Bayramlar, Törenler, Geleneksel Kutlamalar, Eğlenceler
Ülkemizde kutlanan bayramlar, törenler geleneksel kutlamalar, eğlenceler. Mahallî Bayramlar ve Kutlamalar, Mevsimlik Bayramlar, Asker Eğlenceleri

Bayram, biçimleri ve kuralları geleneklerin belirlenmiş olduğu bir dizi gösteriden meydana gelir. Bayramlar, kutlandıkları kültürün her çeşit sanat ve oyun şeklini bir paylaşımcı gösteriye dönüştürür. Bunları uygulayanlar, onları, göreneklerine dayalı bir biçim, muhteva ve işlev özellikleri kullanırlar.
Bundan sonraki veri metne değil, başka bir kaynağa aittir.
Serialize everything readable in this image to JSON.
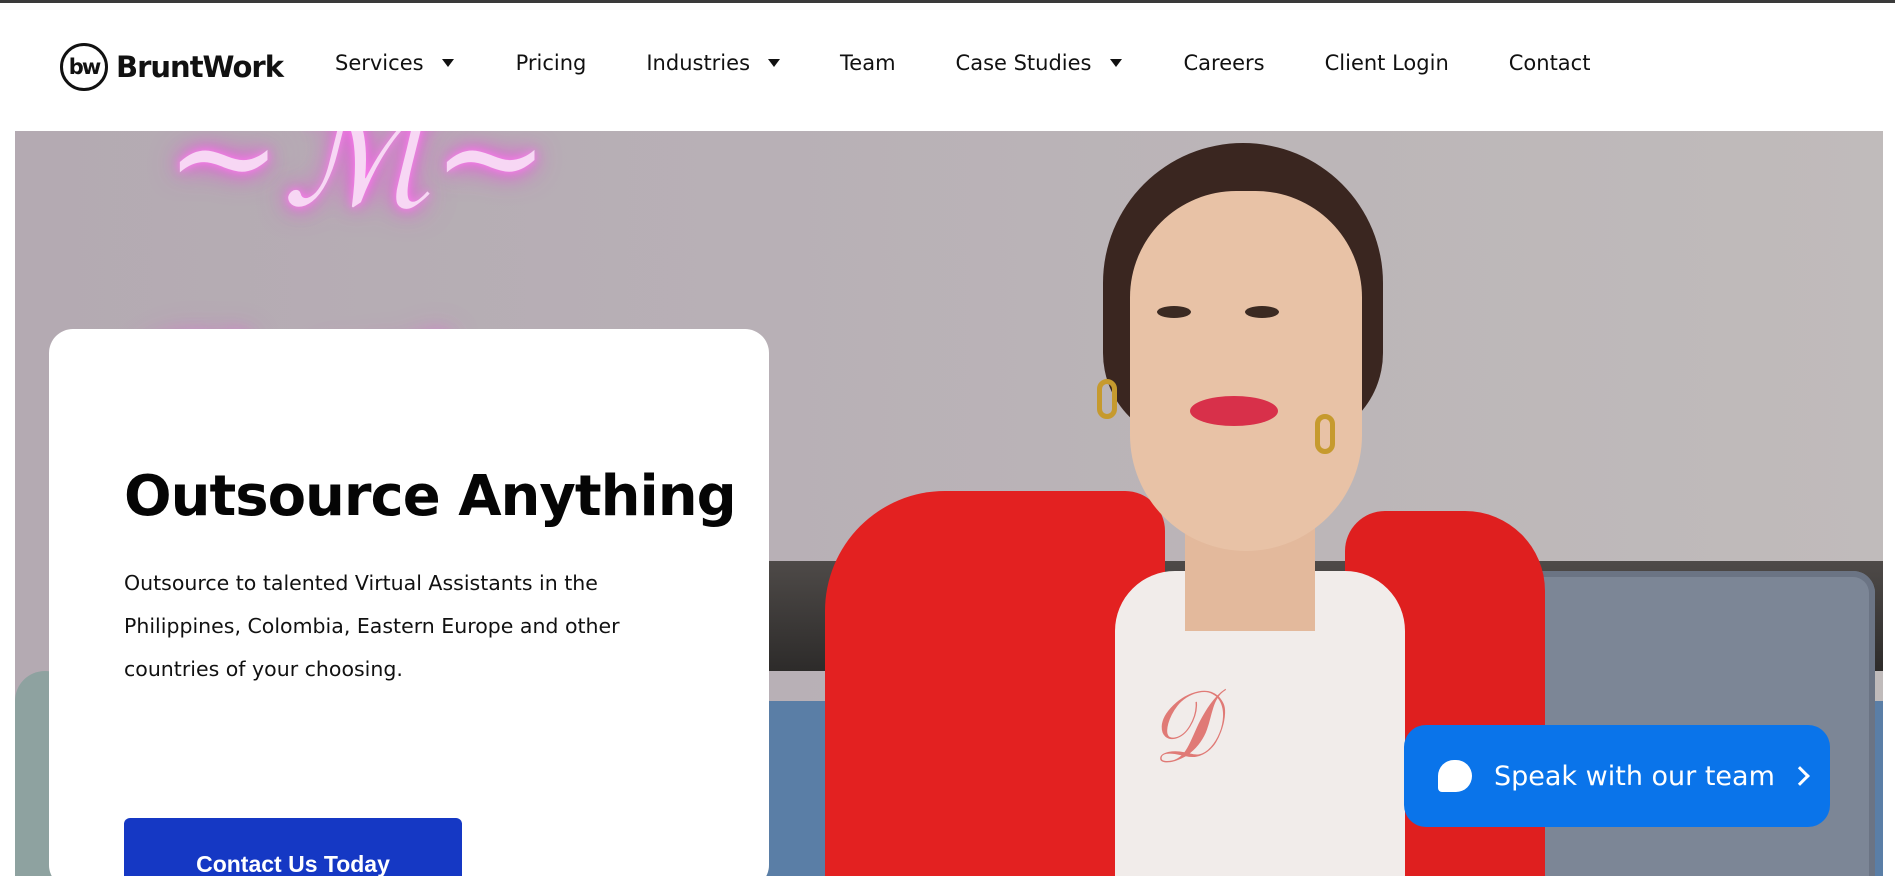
{
  "brand": {
    "logo_mark": "bw",
    "name": "BruntWork"
  },
  "nav": {
    "items": [
      {
        "label": "Services",
        "has_dropdown": true
      },
      {
        "label": "Pricing",
        "has_dropdown": false
      },
      {
        "label": "Industries",
        "has_dropdown": true
      },
      {
        "label": "Team",
        "has_dropdown": false
      },
      {
        "label": "Case Studies",
        "has_dropdown": true
      },
      {
        "label": "Careers",
        "has_dropdown": false
      },
      {
        "label": "Client Login",
        "has_dropdown": false
      },
      {
        "label": "Contact",
        "has_dropdown": false
      }
    ]
  },
  "hero": {
    "title": "Outsource Anything",
    "description": "Outsource to talented Virtual Assistants in the Philippines, Colombia, Eastern Europe and other countries of your choosing.",
    "cta_label": "Contact Us Today"
  },
  "chat_widget": {
    "label": "Speak with our team",
    "icon": "chat-bubble-icon",
    "arrow": "chevron-right-icon"
  },
  "colors": {
    "cta": "#1538c4",
    "chat": "#0a74ea",
    "jacket": "#e32121"
  }
}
Bayramları, doğum, evlenme, ölüm törenlerinden ayıran en önemli özellik toplumun tüm bireylerince birlikte kutlanılmasıdır.
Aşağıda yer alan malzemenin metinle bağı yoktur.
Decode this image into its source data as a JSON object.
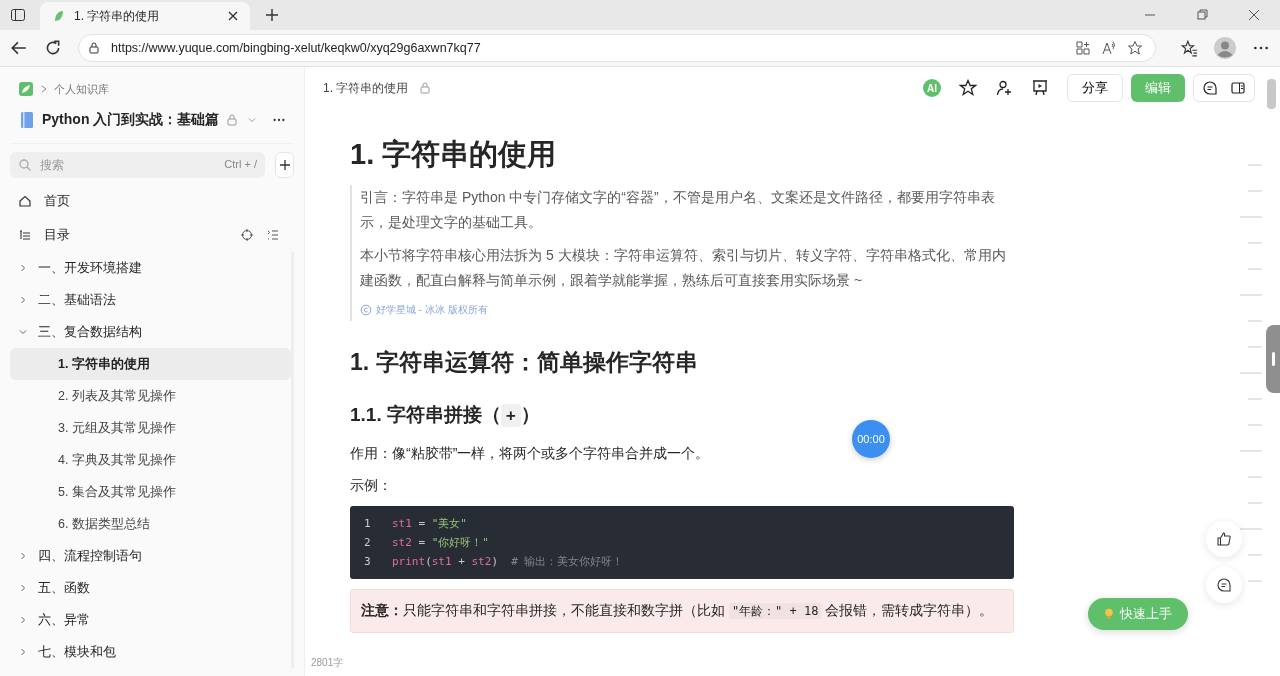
{
  "browser": {
    "tab_title": "1. 字符串的使用",
    "url": "https://www.yuque.com/bingbing-xelut/keqkw0/xyq29g6axwn7kq77"
  },
  "sidebar": {
    "breadcrumb": "个人知识库",
    "book_title": "Python 入门到实战：基础篇",
    "search": {
      "placeholder": "搜索",
      "shortcut": "Ctrl + /"
    },
    "nav": [
      {
        "kind": "home",
        "label": "首页"
      },
      {
        "kind": "toc",
        "label": "目录"
      }
    ],
    "tree": [
      {
        "label": "一、开发环境搭建",
        "expanded": false,
        "selected": false
      },
      {
        "label": "二、基础语法",
        "expanded": false,
        "selected": false
      },
      {
        "label": "三、复合数据结构",
        "expanded": true,
        "selected": false,
        "children": [
          {
            "label": "1. 字符串的使用",
            "selected": true
          },
          {
            "label": "2. 列表及其常见操作",
            "selected": false
          },
          {
            "label": "3. 元组及其常见操作",
            "selected": false
          },
          {
            "label": "4. 字典及其常见操作",
            "selected": false
          },
          {
            "label": "5. 集合及其常见操作",
            "selected": false
          },
          {
            "label": "6. 数据类型总结",
            "selected": false
          }
        ]
      },
      {
        "label": "四、流程控制语句",
        "expanded": false,
        "selected": false
      },
      {
        "label": "五、函数",
        "expanded": false,
        "selected": false
      },
      {
        "label": "六、异常",
        "expanded": false,
        "selected": false
      },
      {
        "label": "七、模块和包",
        "expanded": false,
        "selected": false
      }
    ]
  },
  "header": {
    "doc_title": "1. 字符串的使用",
    "ai_badge": "AI",
    "share_button": "分享",
    "edit_button": "编辑"
  },
  "document": {
    "title": "1. 字符串的使用",
    "quote": [
      "引言：字符串是 Python 中专门存储文字的“容器”，不管是用户名、文案还是文件路径，都要用字符串表示，是处理文字的基础工具。",
      "本小节将字符串核心用法拆为 5 大模块：字符串运算符、索引与切片、转义字符、字符串格式化、常用内建函数，配直白解释与简单示例，跟着学就能掌握，熟练后可直接套用实际场景 ~"
    ],
    "copyright": "好学星城 - 冰冰 版权所有",
    "h2": "1. 字符串运算符：简单操作字符串",
    "h3": {
      "text": "1.1. 字符串拼接（",
      "code": "+",
      "after": "）"
    },
    "paragraphs": [
      "作用：像“粘胶带”一样，将两个或多个字符串合并成一个。",
      "示例："
    ],
    "code_lines": [
      {
        "number": "1",
        "tokens": [
          {
            "kind": "var",
            "text": "st1"
          },
          {
            "kind": "op",
            "text": " = "
          },
          {
            "kind": "str",
            "text": "\"美女\""
          }
        ]
      },
      {
        "number": "2",
        "tokens": [
          {
            "kind": "var",
            "text": "st2"
          },
          {
            "kind": "op",
            "text": " = "
          },
          {
            "kind": "str",
            "text": "\"你好呀！\""
          }
        ]
      },
      {
        "number": "3",
        "tokens": [
          {
            "kind": "fn",
            "text": "print"
          },
          {
            "kind": "op",
            "text": "("
          },
          {
            "kind": "var",
            "text": "st1"
          },
          {
            "kind": "op",
            "text": " + "
          },
          {
            "kind": "var",
            "text": "st2"
          },
          {
            "kind": "op",
            "text": ")  "
          },
          {
            "kind": "comment",
            "text": "# 输出：美女你好呀！"
          }
        ]
      }
    ],
    "note": {
      "before": "**注意：**只能字符串和字符串拼接，不能直接和数字拼（比如 ",
      "code": "\"年龄：\" + 18",
      "after": " 会报错，需转成字符串）。"
    },
    "word_count": "2801字"
  },
  "timer": "00:00",
  "quick_start_button": "快速上手"
}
Toplumlar, bayramları toplum hayatında herkesi etkileyen olaylar, durumlar, düşünceler ve eylemlere bağlı biçimde yaratır. Süreklilik kazanma gelenekleşip devam eder. Bayramın bir başka özelliği yılın belli bir gününde veya günlerinde kutlanması, belli bir takvime bağlı olmasıdır. Bu özelliklerinden hareketle, kaynağını topluluk hayatından alan bayramlar, kolektif bir olgudur. Bayramlar, takvime bağlı günlerde topluluk tarafından paylaşılan ve grup kimliğinin dışa vurulduğu çok amaçlı ve çok işlevli karmaşık yapılara sahip, sosyal ve kültürel içerikli kurumlar diye tanımlanabilir.
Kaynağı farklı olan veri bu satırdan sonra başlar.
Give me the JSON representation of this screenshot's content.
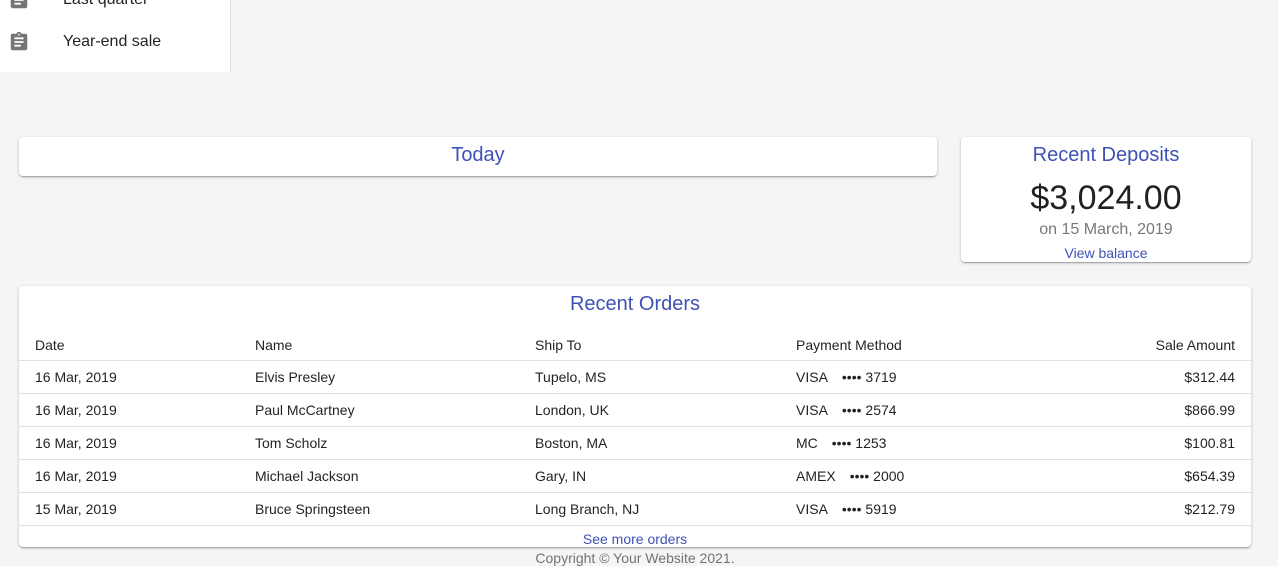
{
  "drawer": {
    "items": [
      {
        "label": "Last quarter",
        "icon": "assignment-icon"
      },
      {
        "label": "Year-end sale",
        "icon": "assignment-icon"
      }
    ]
  },
  "today": {
    "title": "Today"
  },
  "deposits": {
    "title": "Recent Deposits",
    "amount": "$3,024.00",
    "date": "on 15 March, 2019",
    "link": "View balance"
  },
  "orders": {
    "title": "Recent Orders",
    "columns": [
      "Date",
      "Name",
      "Ship To",
      "Payment Method",
      "Sale Amount"
    ],
    "rows": [
      {
        "date": "16 Mar, 2019",
        "name": "Elvis Presley",
        "ship": "Tupelo, MS",
        "brand": "VISA",
        "card": "•••• 3719",
        "amount": "$312.44"
      },
      {
        "date": "16 Mar, 2019",
        "name": "Paul McCartney",
        "ship": "London, UK",
        "brand": "VISA",
        "card": "•••• 2574",
        "amount": "$866.99"
      },
      {
        "date": "16 Mar, 2019",
        "name": "Tom Scholz",
        "ship": "Boston, MA",
        "brand": "MC",
        "card": "•••• 1253",
        "amount": "$100.81"
      },
      {
        "date": "16 Mar, 2019",
        "name": "Michael Jackson",
        "ship": "Gary, IN",
        "brand": "AMEX",
        "card": "•••• 2000",
        "amount": "$654.39"
      },
      {
        "date": "15 Mar, 2019",
        "name": "Bruce Springsteen",
        "ship": "Long Branch, NJ",
        "brand": "VISA",
        "card": "•••• 5919",
        "amount": "$212.79"
      }
    ],
    "more": "See more orders"
  },
  "footer": {
    "copyright": "Copyright © Your Website 2021."
  },
  "colors": {
    "primary": "#3f51b5",
    "background": "#f5f5f5"
  }
}
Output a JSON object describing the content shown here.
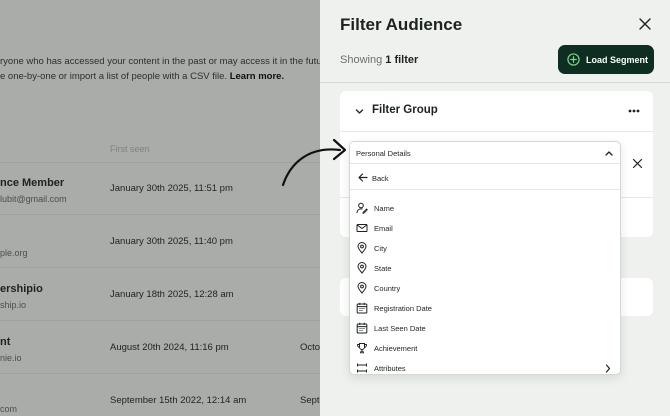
{
  "background": {
    "description_line1": "ryone who has accessed your content in the past or may access it in the future.",
    "description_line2": "e one-by-one or import a list of people with a CSV file.",
    "learn_more": "Learn more.",
    "column_first_seen": "First seen",
    "rows": [
      {
        "name": "nce Member",
        "email": "lubit@gmail.com",
        "first_seen": "January 30th 2025, 11:51 pm",
        "extra": ""
      },
      {
        "name": "",
        "email": "ple.org",
        "first_seen": "January 30th 2025, 11:40 pm",
        "extra": ""
      },
      {
        "name": "ershipio",
        "email": "ship.io",
        "first_seen": "January 18th 2025, 12:28 am",
        "extra": ""
      },
      {
        "name": "nt",
        "email": "nie.io",
        "first_seen": "August 20th 2024, 11:16 pm",
        "extra": "Octo"
      },
      {
        "name": "",
        "email": "com",
        "first_seen": "September 15th 2022, 12:14 am",
        "extra": "Septe"
      }
    ]
  },
  "drawer": {
    "title": "Filter Audience",
    "showing_prefix": "Showing",
    "showing_count": "1 filter",
    "load_segment_label": "Load Segment",
    "filter_group_title": "Filter Group"
  },
  "dropdown": {
    "selected": "Personal Details",
    "back_label": "Back",
    "items": [
      {
        "label": "Name",
        "icon": "user-edit-icon"
      },
      {
        "label": "Email",
        "icon": "mail-icon"
      },
      {
        "label": "City",
        "icon": "map-pin-icon"
      },
      {
        "label": "State",
        "icon": "map-pin-icon"
      },
      {
        "label": "Country",
        "icon": "map-pin-icon"
      },
      {
        "label": "Registration Date",
        "icon": "calendar-icon"
      },
      {
        "label": "Last Seen Date",
        "icon": "calendar-icon"
      },
      {
        "label": "Achievement",
        "icon": "trophy-icon"
      },
      {
        "label": "Attributes",
        "icon": "attributes-icon"
      }
    ]
  },
  "colors": {
    "accent_dark": "#0f2e22",
    "accent_green": "#7ad48a",
    "overlay": "#a9aca8",
    "drawer_bg": "#eef1ed"
  }
}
Bayramların toplum yapısında gördüğü işlere veya işlevlere gelince; bunlar “birleştirici, canlandırıcı, eğitici ve mutluluk verici” olmak üzere dört başlık altında toplanabilir:
1. Birleştirici İşlev: Fertleri bir araya getirir. Toplum üyeleri arasındaki dayanışma bağlarını güçlendirip, ortak değerleri pekiştirir. Topluluğun dağınık yaşayan üyelerini bir araya getirir, topluluğun birliğini sağlar. Öte yandan birlik ve beraberlik içinde olma esasına göre kurulmuş toplum yapısı içinde çeşitli nedenlerle oluşan ve toplum üyeleri arasında uyum ve dayanışmayı zayıflatan küslük ve dargınlıkları ortadan kaldırır. Dini bayramlar ve özel dini günler, Nevruz ve Hıdrellez gibi mevsimlik bayramlar küslerin barışmasını, dargınlıkların sona ermesini özendirir.
2. Canlandırıcı İşlev: Ritüeller bütün bir örnek üzerine kalıplaşmış davranışlar diye tanımlanır. Toplumda canlandırıcı, geleneklerin devamını sağlayıcı, inançları tazeleyici ve bu yolla değer yargılarının, törelerin köklenmesine yardım edici özelliği vardır. Törenler, toplumun canlı bir biçimde ayakta kalmasını sağlar. Bu işlevi, bütün bayramlarda ve özel dini günlerde karşımıza çıkar.
3. Eğitici İşlev: Bütün bayramlar, fertler toplum hayatında, toplumun gerekli kıldığı düzen bağını ve ortak değerleri paylaşma gereğini öğreterek eğitirler.
4. Mutluluk Verici (Rahatlatıcı) İşlev: Bütün bayramlar, kutlayanlarına toplumun bir üyesi olma mutluluğunu kazandırır. Kutlamalar, insanları birlikte eğlenerek baskıdan, gerilimden kurtarır. Böylece kutlamalar, bireysel yalnızlıkların ortadan kaldırılmasının yanı sıra, çaresizliklerin azaltılmasına ve giderilmesine fırsat verir.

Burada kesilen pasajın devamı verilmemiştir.